Once you notice this phenomenon, you see it everywhere. Nearly every news story, every blog post, every analyst report, and even every email that references some corporate statistic follows the same pattern: A datapoint, and a brief description—or subtle nudge, like the word “just”—tells us what it means. Ask yourself though: Would you come to the same conclusion with the data alone? As often as not, we wouldn’t—not because the conclusion is wrong, but because, when presented with data on some domain we don’t deeply understand,6 we have no choice but to look for clues and shortcuts to help us make sense of those numbers. Our best shortcuts are typically the words around the data, so we interpret it the way we’re told to. The claim decodes the data, and the data proves the claim.

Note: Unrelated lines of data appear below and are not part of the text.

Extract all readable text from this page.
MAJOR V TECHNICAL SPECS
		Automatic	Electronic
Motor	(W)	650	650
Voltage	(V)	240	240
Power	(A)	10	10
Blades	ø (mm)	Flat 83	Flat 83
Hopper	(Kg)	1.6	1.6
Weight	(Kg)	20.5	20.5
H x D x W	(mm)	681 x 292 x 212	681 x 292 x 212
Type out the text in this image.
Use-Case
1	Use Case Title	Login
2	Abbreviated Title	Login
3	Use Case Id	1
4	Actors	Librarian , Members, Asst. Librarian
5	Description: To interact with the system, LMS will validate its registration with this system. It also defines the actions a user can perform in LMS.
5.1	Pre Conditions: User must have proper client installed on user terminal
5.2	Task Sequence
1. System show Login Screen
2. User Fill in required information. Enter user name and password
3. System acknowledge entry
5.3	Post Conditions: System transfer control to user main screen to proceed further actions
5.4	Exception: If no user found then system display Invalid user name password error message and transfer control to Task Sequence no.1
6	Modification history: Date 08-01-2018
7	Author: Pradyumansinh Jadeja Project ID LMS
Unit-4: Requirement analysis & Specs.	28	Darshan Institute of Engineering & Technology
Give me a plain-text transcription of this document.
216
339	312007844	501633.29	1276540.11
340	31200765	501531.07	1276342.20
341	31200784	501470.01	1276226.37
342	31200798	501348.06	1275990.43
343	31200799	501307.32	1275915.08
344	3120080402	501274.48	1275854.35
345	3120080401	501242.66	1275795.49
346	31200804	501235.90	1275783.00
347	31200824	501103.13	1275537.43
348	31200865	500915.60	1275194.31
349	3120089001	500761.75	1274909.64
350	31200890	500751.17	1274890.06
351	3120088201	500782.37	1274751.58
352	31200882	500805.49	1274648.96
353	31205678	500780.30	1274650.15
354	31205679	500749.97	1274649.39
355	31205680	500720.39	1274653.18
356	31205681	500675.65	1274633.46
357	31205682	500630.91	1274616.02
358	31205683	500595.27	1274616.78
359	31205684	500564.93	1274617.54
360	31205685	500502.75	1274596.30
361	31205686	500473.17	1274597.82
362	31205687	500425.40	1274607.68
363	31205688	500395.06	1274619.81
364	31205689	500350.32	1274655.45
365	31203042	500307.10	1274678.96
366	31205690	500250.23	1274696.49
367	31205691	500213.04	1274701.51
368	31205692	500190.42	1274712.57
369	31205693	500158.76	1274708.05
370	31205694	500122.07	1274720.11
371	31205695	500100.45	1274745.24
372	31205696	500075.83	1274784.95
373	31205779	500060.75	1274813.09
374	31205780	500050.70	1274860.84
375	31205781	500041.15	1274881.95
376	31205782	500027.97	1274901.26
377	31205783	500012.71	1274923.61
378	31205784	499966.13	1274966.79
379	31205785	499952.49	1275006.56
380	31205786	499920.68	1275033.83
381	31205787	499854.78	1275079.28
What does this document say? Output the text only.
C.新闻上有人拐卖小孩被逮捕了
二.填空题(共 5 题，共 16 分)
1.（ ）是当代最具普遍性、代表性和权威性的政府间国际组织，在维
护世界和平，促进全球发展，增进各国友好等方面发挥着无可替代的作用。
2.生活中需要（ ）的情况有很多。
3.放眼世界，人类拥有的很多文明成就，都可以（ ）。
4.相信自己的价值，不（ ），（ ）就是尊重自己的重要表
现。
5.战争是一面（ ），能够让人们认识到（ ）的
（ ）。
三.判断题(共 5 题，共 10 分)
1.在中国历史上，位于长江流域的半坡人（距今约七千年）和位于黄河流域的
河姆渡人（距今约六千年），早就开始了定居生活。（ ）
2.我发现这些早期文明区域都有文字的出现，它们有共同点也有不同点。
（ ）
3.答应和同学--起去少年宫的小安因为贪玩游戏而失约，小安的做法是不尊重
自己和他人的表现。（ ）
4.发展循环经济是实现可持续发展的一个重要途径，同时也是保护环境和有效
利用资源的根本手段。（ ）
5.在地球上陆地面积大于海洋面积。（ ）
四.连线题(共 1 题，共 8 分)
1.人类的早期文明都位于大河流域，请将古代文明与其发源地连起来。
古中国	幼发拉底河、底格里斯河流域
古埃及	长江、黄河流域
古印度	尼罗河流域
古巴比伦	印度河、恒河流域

So what do we do about it? I’m not sure there’s that much we can do. Most people aren’t trying to deceive us; we can’t throw out every number as a conspiracy theory; there’s a fine line between healthy skepticism and tin hat paranoia. Sometimes, we have to have faith in the system, and accept that the odds that we botch “our own research” are higher than the odds we’re being lied to.
But we should at least acknowledge that we should be as wary about words as we are charts. As Cassie Kozyrkov put it in her retort to W. Edwards Deming’s famous quote, “without data, you're just another person with an opinion,” with data, you’re still just another person with an opinion. Though we often assume these opinions are camouflaged in clumsy chart crimes, it’s far more common for them to be spelled out in plain language. And when people tell us their opinions, we should believe them.
Tell me you’re putting together a presentation on data science without telling me you’re putting together a presentation on data science.
It’s so cliché that, after typing “correlation doesn’t eq”, my Google editor suggests the rest for me.
As it happens, I know this California man. Delete this email; close this tab; unsubscribe from this Substack; read the Washington Post article; follow him; join his movement. You won’t be disappointed.
Which raises the question: What is a surge?
Which, for most of us, is every domain, minus maybe one or two.